爆裂BOX

ダークサイド 悪魔の力を手に入れた男の爆裂BOXのレビュー・感想・評価

3.3
ヒーローに憧れるさえない会社員ノーマンは、ある日、同僚のビクターが超能力を持っている事に気づく。彼をスーパーヒーローにしようと、ノーマンは力を引き出す為のコーチを申し出るが…というストーリー。
超能力を持った男をヒーローにしようとしたアメコミオタクの青年が結果的に最凶のヴィランを誕生させてしまうSFサスペンススリラーです。
前半は冴えないアメコミオタク青年ノーマンがふとしたきっかけで自分とは対照的な同僚ビクターが超能力を持っている事に気づき、コーチを申し出て一度は断られるも友人を事故から救えなかったことからコーチを頼んできたビクターを特訓して超能力を開花させる様子がこちょっとコミカルタッチに描かれます。初めはビクターの持つ超能力も落ちるカップを瞬時に受け止めたり、会社の草野球でホームラン打ったりとそんなに大したものではないですが、特訓を積むにつれてドンドンパワーアップしていきます。と言っても手を使わずにドアを開けたり人を突き飛ばしたり、い手を動けなくさせるなど画的には地味なものですね。ビール瓶並べてそれを動かしたり、物を投げつけてそれを止めたりする訓練シーンも妙に楽しい。

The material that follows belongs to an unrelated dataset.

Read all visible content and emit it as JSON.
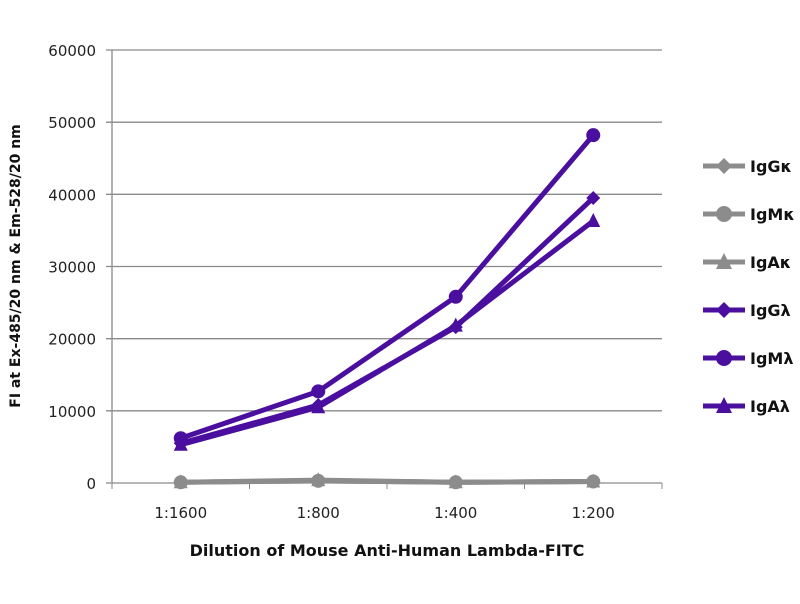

後半からはノーマンが想像したようなヒーローの資質を持ってなく、思いやりの心もなかったビクターが力に溺れ、自分の欲望のまま力を使い始め、ホラータッチになっていきます。まあ、力があることわかる前から体育会系の嫌な奴な感じはありましたが、チンピラを叩きのめす所で一気にサディスティックな面が出てきましたね。また、本人も言ってるけど世界征服とかが目的じゃなく、銀行の口座から金を盗み出して遠くの地で好きに暮らすという目的が妙にリアル感ありました。この「ヒーローを育てようとしたつもりがヴィランを生み出してしまった」という設定は面白いですね。しかしビクターは勿論知ったこっちゃないだろうけど、ノーマンも「大いなる力には大いなる責任が伴う」という格言知らなかったのかな。ノーマンも力強化する特訓と同時に大きな力を持つことに対する心構えも説くべきだったな。いきなりあんな強力な力手に入れたら大抵の人は暴走するでしょ。まあいてもビクターは馬の耳に念仏で聞いちゃいないかもしれませんが。

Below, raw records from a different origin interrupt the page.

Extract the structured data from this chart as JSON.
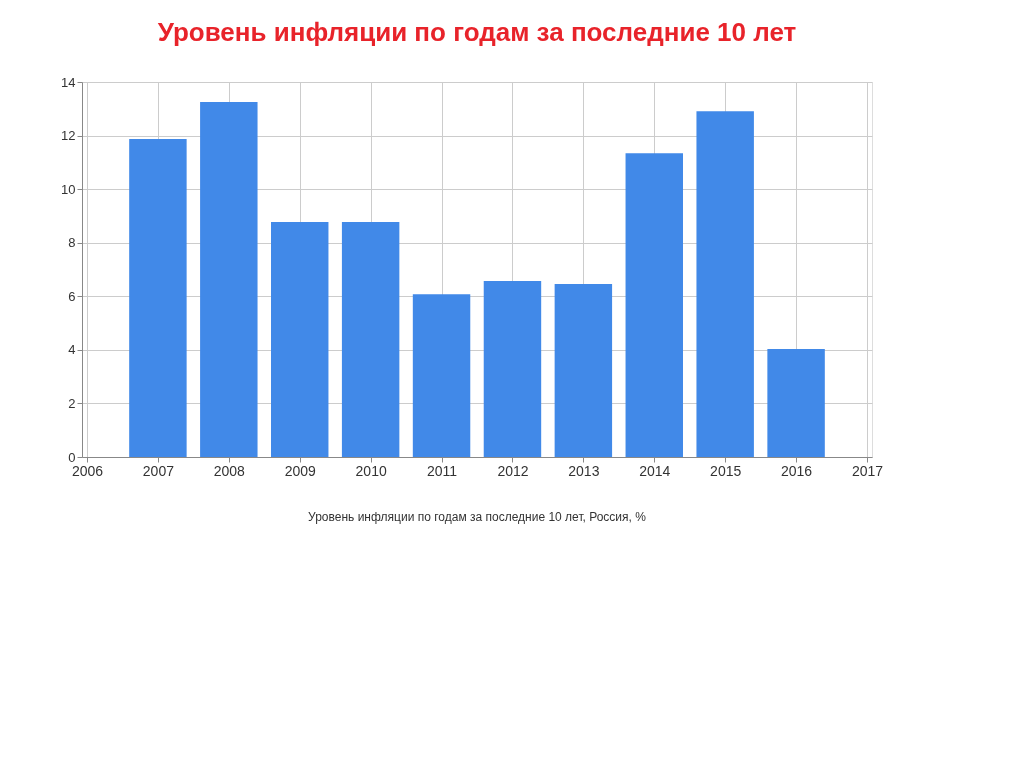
{
  "chart_data": {
    "type": "bar",
    "title": "Уровень инфляции по годам за последние 10 лет",
    "x": [
      2007,
      2008,
      2009,
      2010,
      2011,
      2012,
      2013,
      2014,
      2015,
      2016
    ],
    "values": [
      11.87,
      13.25,
      8.77,
      8.77,
      6.08,
      6.57,
      6.46,
      11.34,
      12.91,
      4.03
    ],
    "color": "#4189e8",
    "xlim": [
      2006,
      2017
    ],
    "xticks": [
      2006,
      2007,
      2008,
      2009,
      2010,
      2011,
      2012,
      2013,
      2014,
      2015,
      2016,
      2017
    ],
    "ylim": [
      0,
      14
    ],
    "yticks": [
      0,
      2,
      4,
      6,
      8,
      10,
      12,
      14
    ],
    "grid": true,
    "annotations": [
      "Уровень инфляции по годам за последние 10 лет, Россия, %"
    ]
  }
}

ダニエル・ボールドウィンがノーマンが足繫く通うコミック店の店主役で出演してます。初めはノーマンの事小馬鹿にしながらも、ノーマンがマンが書いてると思ってアドバイスしてくれる優しい所良いですね。このアドバイスもノーマンが「ハッ!」となる事多いし。それだけに後半あんなことになるとは…
ヒロイン格の女性が結構強かですが、あんまり存在意義なかったような…
後半でノーマンが自作のヒーローコスチュームに身を包んでヒーローになろうとする展開も悪くないですね。ジャケットのようなものじゃなくダサさ極まれりという物ですが(笑)そりゃビクターにも突っ返されるわ。
ラストはっホラー的な後味の悪い物になってますね。続編意識してるのかな?ノーマンの言う通り間違いなくノーマン殺されちゃうでしょうね~。
自主製作の様な安っぽさ漂ってますし、役者の演技もいいとは言えないし、監督の力量が設定も面白さに追いついてない印象もありますが、TWA配給の中では楽しめる作品ではないかと思います。